Scontro Montanari-Michelotti con Piccini dalla parte del rettore
Pierluigi Piccini esprime la sua opinione sulla querelle che vede opposti il deputato Francesco Michelotti di Fratelli d’Italia al rettore dell’università per stranieri di Siena Tomaso Montanari (nella foto) che aveva accusato in maniera pesante esponenti politici e delle istituzioni favorevoli al Sì nel referendum sulla giustizia. Piccini parte dal fatto offre per ricordare il quadro giuridico entro cui si colloca qualsiasi dibattito sulla legittimità delle opinioni espresse in pubblico da figure istituzionali o intellettuali.
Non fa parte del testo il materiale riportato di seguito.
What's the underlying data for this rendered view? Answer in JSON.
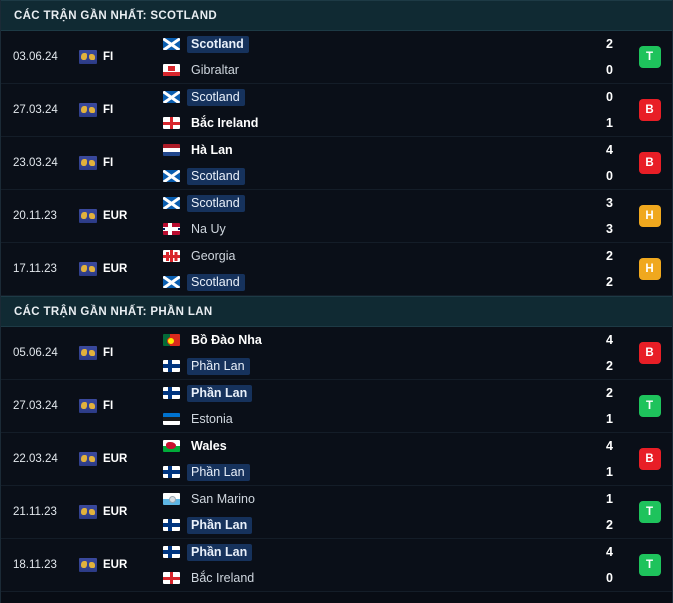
{
  "panel": {
    "sections": [
      {
        "id": "scotland",
        "header": "CÁC TRẬN GẦN NHẤT: SCOTLAND",
        "matches": [
          {
            "date": "03.06.24",
            "competition": "FI",
            "competition_icon": "world-globe-icon",
            "home": {
              "name": "Scotland",
              "flag": "scotland",
              "highlight": true,
              "bold": true
            },
            "away": {
              "name": "Gibraltar",
              "flag": "gibraltar",
              "highlight": false,
              "bold": false
            },
            "home_score": "2",
            "away_score": "0",
            "result": "T",
            "result_color": "#1ec35c"
          },
          {
            "date": "27.03.24",
            "competition": "FI",
            "competition_icon": "world-globe-icon",
            "home": {
              "name": "Scotland",
              "flag": "scotland",
              "highlight": true,
              "bold": false
            },
            "away": {
              "name": "Bắc Ireland",
              "flag": "nireland",
              "highlight": false,
              "bold": true
            },
            "home_score": "0",
            "away_score": "1",
            "result": "B",
            "result_color": "#e81e26"
          },
          {
            "date": "23.03.24",
            "competition": "FI",
            "competition_icon": "world-globe-icon",
            "home": {
              "name": "Hà Lan",
              "flag": "netherlands",
              "highlight": false,
              "bold": true
            },
            "away": {
              "name": "Scotland",
              "flag": "scotland",
              "highlight": true,
              "bold": false
            },
            "home_score": "4",
            "away_score": "0",
            "result": "B",
            "result_color": "#e81e26"
          },
          {
            "date": "20.11.23",
            "competition": "EUR",
            "competition_icon": "world-globe-icon",
            "home": {
              "name": "Scotland",
              "flag": "scotland",
              "highlight": true,
              "bold": false
            },
            "away": {
              "name": "Na Uy",
              "flag": "norway",
              "highlight": false,
              "bold": false
            },
            "home_score": "3",
            "away_score": "3",
            "result": "H",
            "result_color": "#f0a81e"
          },
          {
            "date": "17.11.23",
            "competition": "EUR",
            "competition_icon": "world-globe-icon",
            "home": {
              "name": "Georgia",
              "flag": "georgia",
              "highlight": false,
              "bold": false
            },
            "away": {
              "name": "Scotland",
              "flag": "scotland",
              "highlight": true,
              "bold": false
            },
            "home_score": "2",
            "away_score": "2",
            "result": "H",
            "result_color": "#f0a81e"
          }
        ]
      },
      {
        "id": "phan-lan",
        "header": "CÁC TRẬN GẦN NHẤT: PHẦN LAN",
        "matches": [
          {
            "date": "05.06.24",
            "competition": "FI",
            "competition_icon": "world-globe-icon",
            "home": {
              "name": "Bồ Đào Nha",
              "flag": "portugal",
              "highlight": false,
              "bold": true
            },
            "away": {
              "name": "Phần Lan",
              "flag": "finland",
              "highlight": true,
              "bold": false
            },
            "home_score": "4",
            "away_score": "2",
            "result": "B",
            "result_color": "#e81e26"
          },
          {
            "date": "27.03.24",
            "competition": "FI",
            "competition_icon": "world-globe-icon",
            "home": {
              "name": "Phần Lan",
              "flag": "finland",
              "highlight": true,
              "bold": true
            },
            "away": {
              "name": "Estonia",
              "flag": "estonia",
              "highlight": false,
              "bold": false
            },
            "home_score": "2",
            "away_score": "1",
            "result": "T",
            "result_color": "#1ec35c"
          },
          {
            "date": "22.03.24",
            "competition": "EUR",
            "competition_icon": "world-globe-icon",
            "home": {
              "name": "Wales",
              "flag": "wales",
              "highlight": false,
              "bold": true
            },
            "away": {
              "name": "Phần Lan",
              "flag": "finland",
              "highlight": true,
              "bold": false
            },
            "home_score": "4",
            "away_score": "1",
            "result": "B",
            "result_color": "#e81e26"
          },
          {
            "date": "21.11.23",
            "competition": "EUR",
            "competition_icon": "world-globe-icon",
            "home": {
              "name": "San Marino",
              "flag": "sanmarino",
              "highlight": false,
              "bold": false
            },
            "away": {
              "name": "Phần Lan",
              "flag": "finland",
              "highlight": true,
              "bold": true
            },
            "home_score": "1",
            "away_score": "2",
            "result": "T",
            "result_color": "#1ec35c"
          },
          {
            "date": "18.11.23",
            "competition": "EUR",
            "competition_icon": "world-globe-icon",
            "home": {
              "name": "Phần Lan",
              "flag": "finland",
              "highlight": true,
              "bold": true
            },
            "away": {
              "name": "Bắc Ireland",
              "flag": "nireland",
              "highlight": false,
              "bold": false
            },
            "home_score": "4",
            "away_score": "0",
            "result": "T",
            "result_color": "#1ec35c"
          }
        ]
      }
    ]
  },
  "colors": {
    "background": "#080c14",
    "row_background": "#0a0f18",
    "section_header_background": "#102a33",
    "highlight_background": "#16325c",
    "win": "#1ec35c",
    "loss": "#e81e26",
    "draw": "#f0a81e"
  }
}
L’articolo 10 della Convenzione Europea dei Diritti dell’Uomo (CEDU) stabilisce che “ogni persona ha diritto alla libertà d’espressione”, diritto che include “la libertà d’opinione e la libertà di ricevere o di comunicare informazioni o idee senza che vi possa essere ingerenza da parte delle autorità pubbliche”. La Corte di Strasburgo ha storicamente riconosciuto a questo diritto la più ampia protezione proprio quando si tratti di critica politica su questioni di interesse pubblico — e una riforma della giustizia sottoposta a referendum è, per definizione, una questione di massimo interesse collettivo.
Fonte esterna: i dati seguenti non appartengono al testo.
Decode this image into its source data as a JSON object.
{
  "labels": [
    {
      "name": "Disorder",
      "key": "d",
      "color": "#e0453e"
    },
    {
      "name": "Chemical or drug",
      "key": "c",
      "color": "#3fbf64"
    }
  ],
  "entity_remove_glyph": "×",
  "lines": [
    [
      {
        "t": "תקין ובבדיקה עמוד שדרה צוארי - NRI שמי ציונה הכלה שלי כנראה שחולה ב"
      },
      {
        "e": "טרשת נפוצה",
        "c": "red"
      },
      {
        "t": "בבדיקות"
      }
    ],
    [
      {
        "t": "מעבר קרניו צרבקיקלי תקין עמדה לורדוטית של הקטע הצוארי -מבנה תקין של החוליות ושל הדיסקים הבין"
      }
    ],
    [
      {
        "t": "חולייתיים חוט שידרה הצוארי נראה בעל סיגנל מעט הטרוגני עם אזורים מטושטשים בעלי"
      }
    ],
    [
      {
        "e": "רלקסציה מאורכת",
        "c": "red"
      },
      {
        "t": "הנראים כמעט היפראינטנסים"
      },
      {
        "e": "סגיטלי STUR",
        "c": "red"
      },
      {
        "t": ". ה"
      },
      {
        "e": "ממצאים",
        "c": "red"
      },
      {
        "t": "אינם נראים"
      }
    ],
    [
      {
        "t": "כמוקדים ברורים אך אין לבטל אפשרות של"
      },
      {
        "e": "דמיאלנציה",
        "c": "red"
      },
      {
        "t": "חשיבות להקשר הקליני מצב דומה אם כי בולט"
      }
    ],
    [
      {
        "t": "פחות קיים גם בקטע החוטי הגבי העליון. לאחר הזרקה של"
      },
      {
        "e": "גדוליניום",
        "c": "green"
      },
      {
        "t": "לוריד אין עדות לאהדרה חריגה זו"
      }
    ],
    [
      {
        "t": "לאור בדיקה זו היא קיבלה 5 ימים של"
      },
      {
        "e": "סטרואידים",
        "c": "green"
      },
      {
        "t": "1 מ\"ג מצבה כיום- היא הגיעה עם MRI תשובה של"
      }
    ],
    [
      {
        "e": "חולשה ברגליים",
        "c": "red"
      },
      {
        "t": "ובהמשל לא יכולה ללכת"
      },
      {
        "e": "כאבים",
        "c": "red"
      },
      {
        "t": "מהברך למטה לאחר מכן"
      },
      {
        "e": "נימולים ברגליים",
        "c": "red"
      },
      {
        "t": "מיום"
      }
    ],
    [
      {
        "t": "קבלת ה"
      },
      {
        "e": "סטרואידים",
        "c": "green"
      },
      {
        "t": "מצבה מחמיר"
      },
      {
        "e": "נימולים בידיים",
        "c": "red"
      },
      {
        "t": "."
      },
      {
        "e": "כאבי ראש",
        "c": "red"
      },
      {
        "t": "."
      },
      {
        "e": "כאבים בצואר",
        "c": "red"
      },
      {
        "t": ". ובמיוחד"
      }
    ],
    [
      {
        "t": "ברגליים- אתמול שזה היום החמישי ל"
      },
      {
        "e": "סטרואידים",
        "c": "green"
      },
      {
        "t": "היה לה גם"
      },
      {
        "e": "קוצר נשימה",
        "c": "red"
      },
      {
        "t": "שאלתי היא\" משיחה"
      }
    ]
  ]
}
La stessa norma prevede al secondo comma la possibilità di restrizioni, ma solo se “previste dalla legge” e “necessarie in una società democratica”: non bastano dunque il fastidio politico o il rango istituzionale di chi viene criticato. La Corte EDU ha ripetutamente affermato che i limiti accettabili alla critica sono più ampi quando i destinatari sono uomini di governo, non più ristretti.
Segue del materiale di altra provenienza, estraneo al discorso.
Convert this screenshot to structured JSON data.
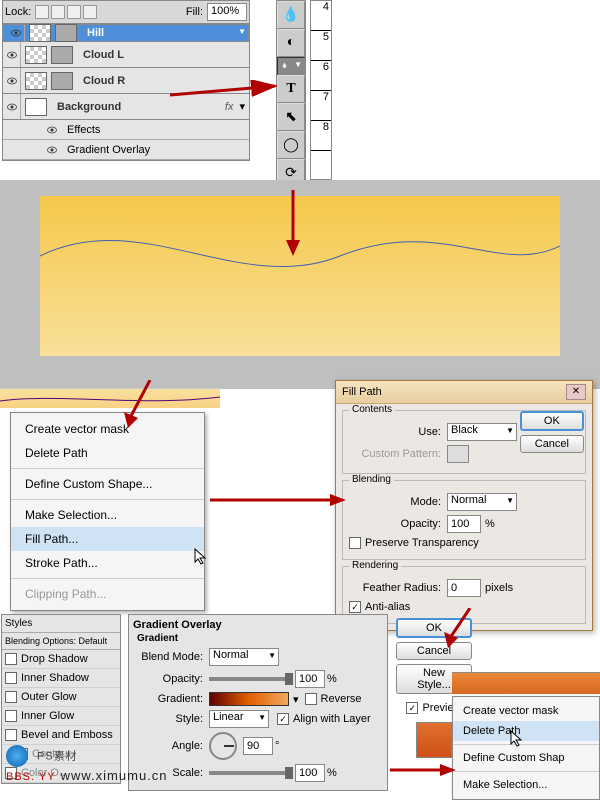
{
  "layersPanel": {
    "lockLabel": "Lock:",
    "fillLabel": "Fill:",
    "fillValue": "100%",
    "layers": [
      {
        "name": "Hill",
        "selected": true
      },
      {
        "name": "Cloud L"
      },
      {
        "name": "Cloud R"
      },
      {
        "name": "Background",
        "fx": "fx",
        "white": true
      }
    ],
    "effects": "Effects",
    "gradOverlay": "Gradient Overlay"
  },
  "ruler": [
    "4",
    "5",
    "6",
    "7",
    "8"
  ],
  "contextMenu": {
    "items": [
      "Create vector mask",
      "Delete Path",
      "Define Custom Shape...",
      "Make Selection...",
      "Fill Path...",
      "Stroke Path...",
      "Clipping Path..."
    ],
    "highlight": "Fill Path..."
  },
  "fillPath": {
    "title": "Fill Path",
    "contents": "Contents",
    "useLabel": "Use:",
    "useValue": "Black",
    "customPattern": "Custom Pattern:",
    "blending": "Blending",
    "modeLabel": "Mode:",
    "modeValue": "Normal",
    "opacityLabel": "Opacity:",
    "opacityValue": "100",
    "pct": "%",
    "preserve": "Preserve Transparency",
    "rendering": "Rendering",
    "featherLabel": "Feather Radius:",
    "featherValue": "0",
    "pixels": "pixels",
    "aa": "Anti-alias",
    "ok": "OK",
    "cancel": "Cancel"
  },
  "stylesPanel": {
    "title": "Styles",
    "blendDefault": "Blending Options: Default",
    "opts": [
      "Drop Shadow",
      "Inner Shadow",
      "Outer Glow",
      "Inner Glow",
      "Bevel and Emboss",
      "Contour",
      "Color O..."
    ]
  },
  "gradientOverlay": {
    "title": "Gradient Overlay",
    "section": "Gradient",
    "blendMode": "Blend Mode:",
    "blendValue": "Normal",
    "opacity": "Opacity:",
    "opacityValue": "100",
    "gradient": "Gradient:",
    "reverse": "Reverse",
    "style": "Style:",
    "styleValue": "Linear",
    "align": "Align with Layer",
    "angle": "Angle:",
    "angleValue": "90",
    "deg": "°",
    "scale": "Scale:",
    "scaleValue": "100",
    "pct": "%"
  },
  "buttons": {
    "ok": "OK",
    "cancel": "Cancel",
    "newStyle": "New Style...",
    "preview": "Preview"
  },
  "miniMenu": {
    "items": [
      "Create vector mask",
      "Delete Path",
      "Define Custom Shap",
      "Make Selection..."
    ],
    "highlight": "Delete Path"
  },
  "watermark": {
    "text": "PS素材",
    "url": "www.ximumu.cn",
    "bbs": "BBS.   YY"
  }
}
La richiesta di dimissioni avanzata da Michelotti — per quanto comprensibile sul piano della polemica politica — non trova quindi alcun fondamento né nel diritto europeo né nell’ordinamento italiano, che all’art. 21 della Costituzione tutela analogamente la libera manifestazione del pensiero. Montanari ha partecipato a un comizio contro il referendum, ha usato un linguaggio duro, ha esercitato un diritto. Che piaccia o no.